The targets that Cormann claims NBN is hitting are significantly reduced from those when Turnbull gained responsibility for the NBN after the 2013 election.

When you look at the state of the NBN in 2016, it is far removed from the universal minimum of 25Mbps to all premises by the end of the first term of the Coalition government.

The extent to which the project has fallen behind what the electorate was sold three years ago is thus of public interest.

NBN is not a private enterprise; it is a government-owned de facto monopoly business. The country and its citizens own its equity, not the market.

For anyone to claim that the public should not know that the rollout is slower than expected with rising costs, that the company is looking at cheaper technologies to bring costs down, and that over three dozen fibre-to-the-node areas are behind schedule is to take the public for mugs.

It is disingenuous to claim, as Cormann has, that NBN throwing a bunch of numbers over the wall each week is transparency. The weekly rollout figures are headline numbers at best -- they do not detail which fibre technology is being used, and they bundle fibre-to-the-premises, fibre-to-the-node, and fibre-to-the-basement into one number, with geographical breakdown limited to states and territories.

For the past three years, NBN has covered as much information as it can in its now-infamous "commercial-in-confidence" phrase. It has built a castle of secrecy around the rollout, and expects to gain plaudits for a PDF spreadsheet export and notification of when particular suburbs are switched on.

We are not talking about industrial espionage theft; this is a case of a whistleblower making information public through a senator in a country with an appalling lack of protection for such acts.

It goes to the heart of the decision making by the current prime minister, who is trying to convince the electorate that he is the best person to steer the good ship Australia.

"This is about the ongoing theft of intellectual property from a business in which the Australian taxpayers have billions of dollars invested, which was causing harm to that business," Cormann said.

While the level of harm to a government-backed entity -- which will continue its rollout regardless -- caused by knowledge of delays and confirmation of information long suspected is questionable, it does have the potential to be much more damaging for Turnbull.

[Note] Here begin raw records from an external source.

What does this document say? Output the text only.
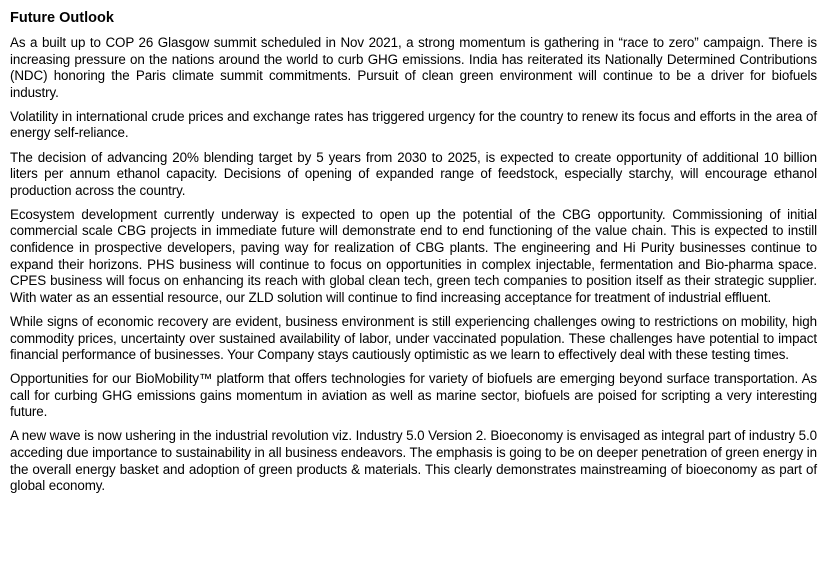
Future Outlook

As a built up to COP 26 Glasgow summit scheduled in Nov 2021, a strong momentum is gathering in “race to zero” campaign. There is increasing pressure on the nations around the world to curb GHG emissions. India has reiterated its Nationally Determined Contributions (NDC) honoring the Paris climate summit commitments. Pursuit of clean green environment will continue to be a driver for biofuels industry.

Volatility in international crude prices and exchange rates has triggered urgency for the country to renew its focus and efforts in the area of energy self-reliance.

The decision of advancing 20% blending target by 5 years from 2030 to 2025, is expected to create opportunity of additional 10 billion liters per annum ethanol capacity. Decisions of opening of expanded range of feedstock, especially starchy, will encourage ethanol production across the country.

Ecosystem development currently underway is expected to open up the potential of the CBG opportunity. Commissioning of initial commercial scale CBG projects in immediate future will demonstrate end to end functioning of the value chain. This is expected to instill confidence in prospective developers, paving way for realization of CBG plants. The engineering and Hi Purity businesses continue to expand their horizons. PHS business will continue to focus on opportunities in complex injectable, fermentation and Bio-pharma space. CPES business will focus on enhancing its reach with global clean tech, green tech companies to position itself as their strategic supplier. With water as an essential resource, our ZLD solution will continue to find increasing acceptance for treatment of industrial effluent.

While signs of economic recovery are evident, business environment is still experiencing challenges owing to restrictions on mobility, high commodity prices, uncertainty over sustained availability of labor, under vaccinated population. These challenges have potential to impact financial performance of businesses. Your Company stays cautiously optimistic as we learn to effectively deal with these testing times.

Opportunities for our BioMobility™ platform that offers technologies for variety of biofuels are emerging beyond surface transportation. As call for curbing GHG emissions gains momentum in aviation as well as marine sector, biofuels are poised for scripting a very interesting future.

A new wave is now ushering in the industrial revolution viz. Industry 5.0 Version 2. Bioeconomy is envisaged as integral part of industry 5.0 acceding due importance to sustainability in all business endeavors. The emphasis is going to be on deeper penetration of green energy in the overall energy basket and adoption of green products & materials. This clearly demonstrates mainstreaming of bioeconomy as part of global economy.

If ever there was a case of pointing out that the emperor has no clothes, it is with Turnbull's handling of the NBN.

After one term of Coalition stewardship, the takeaway lesson is that it takes time to change course with a large infrastructure project like the NBN, and the reality does not measure up to the promise made in opposition.

The changes and maths used by Turnbull in 2013 were all based on opportunity costs, and being able to switch the technologies used in a 12-month window. Each and every day, those calculations appear to be increasingly wrong, yet here we are with Turnbull trying to convince the electorate that we can switch our economy to one based on innovations, agility, and startup culture.

With a switch on the nation's largest infrastructure project going awry, the question should be raised as to why Australia should trust Turnbull to have a second go at a switch-up with the nation itself.

The Coalition was doing a good job of keeping these issues out of the public spotlight, but thanks to NBN deciding to go directly for the nuclear option in December last year and call in the feds, it is now squarely back on the agenda.

To have an election that focuses on the decision making and risk taking of the prime minister rather than the gaffe of the day is a welcome one.

And in the words of the company responsible for the rollout of the National Broadband Network across Australia: Bring it on.